Grégoire Bignier : “D’une énergie l’autre” semble incorrect en français ; c’est en fait une référence à l’ouvrage de Louis-Ferdinand Céline, D’un château l’autre, qui est pour moi l’un des plus beaux titres de la littérature française et que j’ai donc choisi de reprendre.
Mais vous l’aurez compris, la question posée dans cet ouvrage est : comment passer d’une énergie à l’autre ? J’ai voulu aussi apporter une réflexion sur ce que veut dire la question énergétique, d’abord pour un architecte, puis pour quelqu’un qui s’intéresse à l’avenir de notre planète.”
Dans la présentation de ce livre, vous écrivez “L’énergie reste le grand impensé du monde de l’architecture”. Que voulez-vous dire par là ?
G.B. : “L’architecture, selon les époques, se fonde souvent sur des grandeurs physiques assez différentes.
Par exemple, si vous vous intéressez à l’architecture gothique, c’est surtout la gravité – avec la manière dont ces forces verticales supportent les cathédrales, notamment – qui va être la grandeur retenue.
À l’époque moderne, cette grandeur était plutôt métrique : on s’intéresse ainsi particulièrement à l’espace et à son articulation.
Le temps est venu de s’interroger : l’architecture repose-t-elle toujours sur la gravité et l’espace ? Ou devons-nous réfléchir à une autre grandeur, une grandeur qui décrirait mieux l’architecture faisant face aux enjeux du XXIème siècle ?
L’hypothèse de mon livre est que cette grandeur, c’est l’énergie et son unité, le kilowatt. C’est en effet l’un des enjeux les plus importants : l’utilisation de l’énergie.”
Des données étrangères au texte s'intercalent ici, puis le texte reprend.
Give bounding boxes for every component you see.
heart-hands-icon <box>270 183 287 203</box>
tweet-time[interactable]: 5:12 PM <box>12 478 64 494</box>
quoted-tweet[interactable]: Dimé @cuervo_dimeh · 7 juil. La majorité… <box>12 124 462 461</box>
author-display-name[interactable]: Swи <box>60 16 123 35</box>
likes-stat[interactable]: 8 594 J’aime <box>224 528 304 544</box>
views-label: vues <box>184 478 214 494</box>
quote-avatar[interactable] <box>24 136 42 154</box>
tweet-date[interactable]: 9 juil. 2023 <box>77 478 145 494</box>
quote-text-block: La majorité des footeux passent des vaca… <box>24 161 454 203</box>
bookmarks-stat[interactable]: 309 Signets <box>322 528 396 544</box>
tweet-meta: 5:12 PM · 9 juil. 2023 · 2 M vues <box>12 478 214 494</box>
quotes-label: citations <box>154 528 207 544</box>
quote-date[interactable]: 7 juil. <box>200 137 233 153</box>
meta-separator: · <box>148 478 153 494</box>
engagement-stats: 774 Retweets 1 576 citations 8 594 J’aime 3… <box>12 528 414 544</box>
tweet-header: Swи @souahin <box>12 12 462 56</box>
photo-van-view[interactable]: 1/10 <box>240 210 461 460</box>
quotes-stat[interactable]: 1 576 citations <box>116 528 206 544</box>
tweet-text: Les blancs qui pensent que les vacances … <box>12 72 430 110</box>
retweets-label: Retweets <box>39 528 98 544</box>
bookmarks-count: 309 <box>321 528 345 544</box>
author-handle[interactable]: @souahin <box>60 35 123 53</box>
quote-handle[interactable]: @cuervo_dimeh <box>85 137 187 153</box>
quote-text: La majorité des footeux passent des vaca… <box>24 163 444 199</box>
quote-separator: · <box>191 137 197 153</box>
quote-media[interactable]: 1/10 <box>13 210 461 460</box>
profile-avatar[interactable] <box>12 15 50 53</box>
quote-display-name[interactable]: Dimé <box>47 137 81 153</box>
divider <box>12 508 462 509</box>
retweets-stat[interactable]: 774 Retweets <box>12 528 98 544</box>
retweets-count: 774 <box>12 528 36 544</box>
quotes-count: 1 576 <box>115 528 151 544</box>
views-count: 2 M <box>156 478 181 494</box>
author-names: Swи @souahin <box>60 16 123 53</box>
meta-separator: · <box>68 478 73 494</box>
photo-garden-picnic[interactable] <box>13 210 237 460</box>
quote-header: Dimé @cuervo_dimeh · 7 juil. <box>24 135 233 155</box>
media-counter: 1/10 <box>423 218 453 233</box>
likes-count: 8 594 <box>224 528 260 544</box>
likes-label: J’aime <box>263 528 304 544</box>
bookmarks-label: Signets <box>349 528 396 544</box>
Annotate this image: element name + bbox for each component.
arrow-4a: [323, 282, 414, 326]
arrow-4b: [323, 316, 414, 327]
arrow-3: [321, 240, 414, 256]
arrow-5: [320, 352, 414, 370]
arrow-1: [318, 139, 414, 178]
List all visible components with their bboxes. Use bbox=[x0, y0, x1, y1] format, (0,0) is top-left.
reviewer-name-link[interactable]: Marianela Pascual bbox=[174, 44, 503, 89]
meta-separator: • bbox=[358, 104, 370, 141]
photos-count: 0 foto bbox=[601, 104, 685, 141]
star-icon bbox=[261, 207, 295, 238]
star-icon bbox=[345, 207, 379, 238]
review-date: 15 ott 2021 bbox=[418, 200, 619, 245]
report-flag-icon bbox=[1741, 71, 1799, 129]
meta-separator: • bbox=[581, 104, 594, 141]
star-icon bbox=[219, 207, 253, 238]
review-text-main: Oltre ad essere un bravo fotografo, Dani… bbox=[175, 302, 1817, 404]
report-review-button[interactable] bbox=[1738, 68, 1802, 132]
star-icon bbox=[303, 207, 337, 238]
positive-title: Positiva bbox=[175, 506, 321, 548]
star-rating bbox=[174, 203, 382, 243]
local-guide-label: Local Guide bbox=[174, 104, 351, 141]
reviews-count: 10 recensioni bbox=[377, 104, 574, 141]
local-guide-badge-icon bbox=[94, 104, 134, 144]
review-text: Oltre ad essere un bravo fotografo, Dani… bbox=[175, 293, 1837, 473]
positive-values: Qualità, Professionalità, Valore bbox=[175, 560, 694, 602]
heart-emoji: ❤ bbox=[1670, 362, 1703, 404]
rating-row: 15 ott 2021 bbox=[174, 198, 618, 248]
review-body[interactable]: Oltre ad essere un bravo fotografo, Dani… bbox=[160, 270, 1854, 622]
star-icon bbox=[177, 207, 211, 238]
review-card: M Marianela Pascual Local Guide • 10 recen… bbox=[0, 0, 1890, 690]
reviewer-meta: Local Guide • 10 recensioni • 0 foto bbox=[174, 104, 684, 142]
Quelle est la vision communément partagée aujourd’hui sur l’usage de l’énergie en architecture ?
G.B. : “Aujourd’hui, les architectes sont plutôt embarrassés par cette notion-là parce qu’elle est invisible, immatérielle, voire dangereuse. C’est plutôt une contrainte budgétaire qui amène une difficulté supplémentaire dans cet art difficile qu’est l’architecture.
Loin de là, je pense que l’énergie peut être non seulement une opportunité pour rendre l’architecture plus en adéquation avec des solutions rendues nécessaires par les enjeux de notre siècle, mais aussi la source d’une autre pensée architecturale.”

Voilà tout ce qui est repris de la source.